Wednesday, May 9, 2012

Bag of Bread


Dave made dinner for our next-door neighbors, Chris and Linda, on Sunday night. The meal required toast points, which meant trimming crusts and shaping bread, creating a lot of crusty leftovers.

Throwing out the trimmings seemed wasteful, and thus not an option. The Moroccans taught me that bread should be respected. No matter where you go in Morocco, you'll see chunks of yesterday's bread left on doorsteps for poor people, or -- if it's really stale -- for goats or even dogs.

So I put the bread in an electric-blue plastic bag and tucked it away, planning to take it down to the Grand Union Canal on Monday to feed the ducks.
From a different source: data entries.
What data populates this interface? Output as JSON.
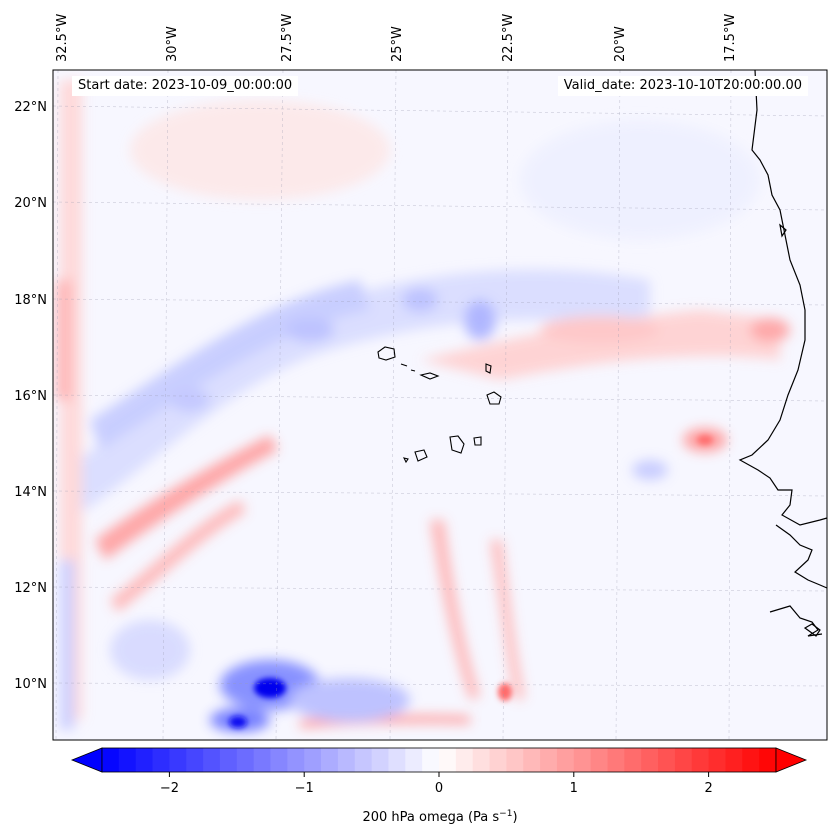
{
  "chart_data": {
    "type": "heatmap",
    "field": "200 hPa omega",
    "start_date_label": "Start date: 2023-10-09_00:00:00",
    "valid_date_label": "Valid_date: 2023-10-10T20:00:00.00",
    "lon_ticks": [
      {
        "value": -32.5,
        "label": "32.5°W"
      },
      {
        "value": -30.0,
        "label": "30°W"
      },
      {
        "value": -27.5,
        "label": "27.5°W"
      },
      {
        "value": -25.0,
        "label": "25°W"
      },
      {
        "value": -22.5,
        "label": "22.5°W"
      },
      {
        "value": -20.0,
        "label": "20°W"
      },
      {
        "value": -17.5,
        "label": "17.5°W"
      }
    ],
    "lat_ticks": [
      {
        "value": 22,
        "label": "22°N"
      },
      {
        "value": 20,
        "label": "20°N"
      },
      {
        "value": 18,
        "label": "18°N"
      },
      {
        "value": 16,
        "label": "16°N"
      },
      {
        "value": 14,
        "label": "14°N"
      },
      {
        "value": 12,
        "label": "12°N"
      },
      {
        "value": 10,
        "label": "10°N"
      }
    ],
    "colorbar": {
      "range": [
        -2.6,
        2.6
      ],
      "ticks": [
        {
          "value": -2,
          "label": "−2"
        },
        {
          "value": -1,
          "label": "−1"
        },
        {
          "value": 0,
          "label": "0"
        },
        {
          "value": 1,
          "label": "1"
        },
        {
          "value": 2,
          "label": "2"
        }
      ],
      "colors": [
        "#0000ff",
        "#ffffff",
        "#ff0000"
      ],
      "extend": "both",
      "label_main": "200 hPa omega (Pa s",
      "label_sup": "−1",
      "label_end": ")"
    },
    "features": [
      {
        "name": "strong-ascent-core",
        "value": -2.3
      },
      {
        "name": "subsidence-band",
        "value": 1.2
      },
      {
        "name": "ascent-band",
        "value": -0.8
      },
      {
        "name": "subsidence-patch",
        "value": 1.0
      }
    ]
  }
}
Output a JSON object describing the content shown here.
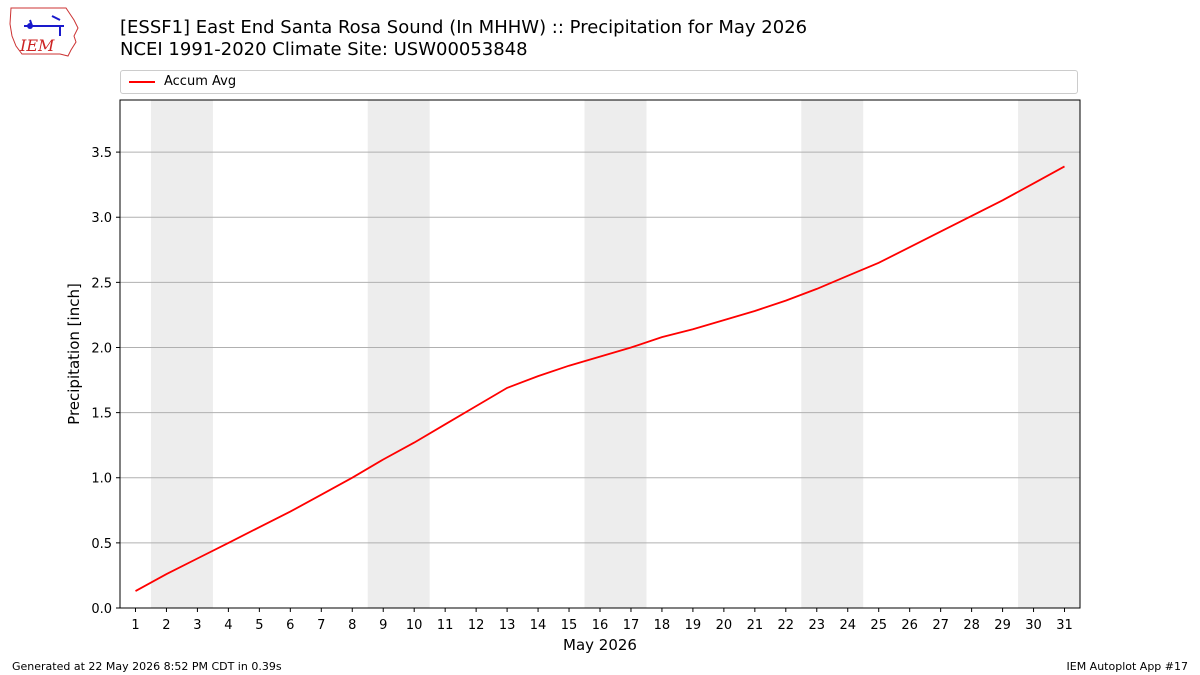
{
  "header": {
    "title_line1": "[ESSF1] East End Santa Rosa Sound (In MHHW) :: Precipitation for May 2026",
    "title_line2": "NCEI 1991-2020 Climate Site: USW00053848",
    "logo_text": "IEM"
  },
  "footer": {
    "generated": "Generated at 22 May 2026 8:52 PM CDT in 0.39s",
    "app": "IEM Autoplot App #17"
  },
  "colors": {
    "series": "#ff0000",
    "weekend_band": "#ededed",
    "grid": "#b0b0b0"
  },
  "chart_data": {
    "type": "line",
    "xlabel": "May 2026",
    "ylabel": "Precipitation [inch]",
    "xlim": [
      0.5,
      31.5
    ],
    "ylim": [
      0,
      3.9
    ],
    "yticks": [
      0.0,
      0.5,
      1.0,
      1.5,
      2.0,
      2.5,
      3.0,
      3.5
    ],
    "ytick_labels": [
      "0.0",
      "0.5",
      "1.0",
      "1.5",
      "2.0",
      "2.5",
      "3.0",
      "3.5"
    ],
    "xticks": [
      1,
      2,
      3,
      4,
      5,
      6,
      7,
      8,
      9,
      10,
      11,
      12,
      13,
      14,
      15,
      16,
      17,
      18,
      19,
      20,
      21,
      22,
      23,
      24,
      25,
      26,
      27,
      28,
      29,
      30,
      31
    ],
    "grid": "horizontal",
    "legend_position": "top",
    "weekend_bands": [
      [
        2,
        3
      ],
      [
        9,
        10
      ],
      [
        16,
        17
      ],
      [
        23,
        24
      ],
      [
        30,
        31
      ]
    ],
    "series": [
      {
        "name": "Accum Avg",
        "color": "#ff0000",
        "x": [
          1,
          2,
          3,
          4,
          5,
          6,
          7,
          8,
          9,
          10,
          11,
          12,
          13,
          14,
          15,
          16,
          17,
          18,
          19,
          20,
          21,
          22,
          23,
          24,
          25,
          26,
          27,
          28,
          29,
          30,
          31
        ],
        "y": [
          0.13,
          0.26,
          0.38,
          0.5,
          0.62,
          0.74,
          0.87,
          1.0,
          1.14,
          1.27,
          1.41,
          1.55,
          1.69,
          1.78,
          1.86,
          1.93,
          2.0,
          2.08,
          2.14,
          2.21,
          2.28,
          2.36,
          2.45,
          2.55,
          2.65,
          2.77,
          2.89,
          3.01,
          3.13,
          3.26,
          3.39
        ]
      }
    ]
  }
}
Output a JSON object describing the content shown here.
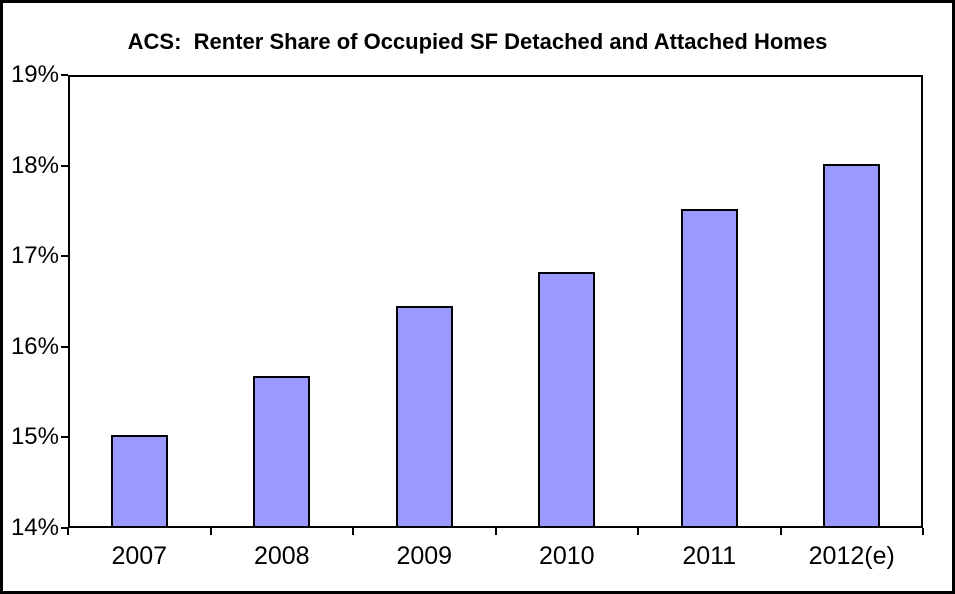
{
  "chart_data": {
    "type": "bar",
    "title": "ACS:  Renter Share of Occupied SF Detached and Attached Homes",
    "categories": [
      "2007",
      "2008",
      "2009",
      "2010",
      "2011",
      "2012(e)"
    ],
    "values": [
      15.03,
      15.68,
      16.45,
      16.83,
      17.52,
      18.02
    ],
    "xlabel": "",
    "ylabel": "",
    "ylim": [
      14,
      19
    ],
    "yticks": [
      {
        "value": 19,
        "label": "19%"
      },
      {
        "value": 18,
        "label": "18%"
      },
      {
        "value": 17,
        "label": "17%"
      },
      {
        "value": 16,
        "label": "16%"
      },
      {
        "value": 15,
        "label": "15%"
      },
      {
        "value": 14,
        "label": "14%"
      }
    ],
    "grid": false,
    "legend": false,
    "bar_color": "#9999FF",
    "bar_border_color": "#000000",
    "background_color": "#FFFFFF",
    "border_color": "#000000"
  }
}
When I got to the canal on Monday, though, I was surprised to find copious amounts of bread already floating in the water, and nary a duck nearby. It looked like someone had dumped a restaurant-sized bag of dinner rolls. Adding my modest stash seemed like overkill. So I decided to walk the towpath a bit, until I found some potentially hungry birds.

After a couple hundred yards, I came upon a pair of lazily swimming Canada geese, and I pitched them some crusts. They swam over and had a nibble. Two coots frantically paddled to the scene, sampled one or two cubes of bread, and frantically paddled away again. (Coots do everything frantically.) The geese drifted off too, seeming distinctly unappreciative of the soggy cubes that remained in the water. (Maybe they'd already visited the dinner rolls.)

A bit farther along I fed some pigeons, but feeding pigeons is risky business, because in two seconds flat a pair of birds will turn into 500 and you'll have your eyes pecked out, a la Alfred Hitchcock. So I returned home, still with about three-quarters of my blue bag of bread.

At this point, I should have just thrown it out. But even though I knew I was being ridiculous, I just couldn't do it. So yesterday I took my remaining bread to Kensington Gardens, and sprinkled it beneath some trees. Birds or squirrels -- maybe even rats -- would surely find it there.

I never imagined that pesky bread would be so hard to get rid of!

(Photos: Horse chestnut trees in Kensington Gardens, yesterday.)

4 comments:

Elizabeth said...

The bread saint --

Steve Reed said...

Less sainthood, more OCD! :)

The Bug said...

St. Steven of OCD... :)

You SHOULD have made croutons, or bread pudding, or both! Ha!

Ms.M said...

When you first said that you had all that leftover bread I thought I hope he doesn't throw it away. LOL I am glad you got rid of it in a way that something would be able to appreciate it.